|The Castle of Crossed Destinies contains illustrations in the margins of various cards from the Marseilles Tarot deck,|
The Castle of Crossed Destinies (1974)
by Italo Calvino
Italo Calvino had multiple phases in his career as a novelist. His early work, represented by The Path to the Nest of Spiders, clearly echoes the fiction of Ernest Hemingway and the nascent Italian neo-realist movement. In the mid 1960's, Calvino hooked up with Raymond Queneau and the Oulipo movement: A group of writers concerned with experimental "restricted writing" techniques, where the authors had to adhere to one or more rules ("Don't use any "e's" in your book" is an example.)
The Castle of Crossed Destinies features of a group of travelers who are all at an inn, which may be a deserted castle. For unexplained reasons none of them can talk, and they are forced to rely on a pack of tarot cards to tell their respective stories.
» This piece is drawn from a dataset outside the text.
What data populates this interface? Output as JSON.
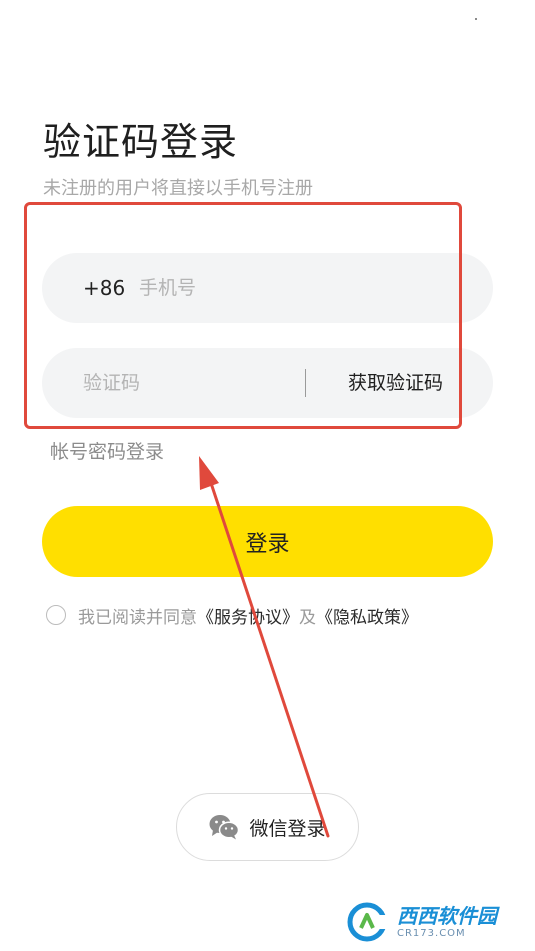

The narrator sits at the table with the other guests, and the text takes the form of small illustrations of the cards being displayed by the inn guests, with the interpretations of the cards being the main body of text.
After hearing the stories from the other guests, the narrator tells his own story, and then there is a portion where Calvino shows all the cards simultaneously and explains an incredibly complicated schematic where all the cards were being shown at the same time, not one at a time as the stories occur in the first portion of the book. It's a lot to grok in one hundred and thirteen pages. I could have used a supplementary text to explain in more detail. Understanding The Castle of Crossed Destinies in the context of the artificial restrictions of Oulipo makes sense, since it is a novel where none of the characters can talk.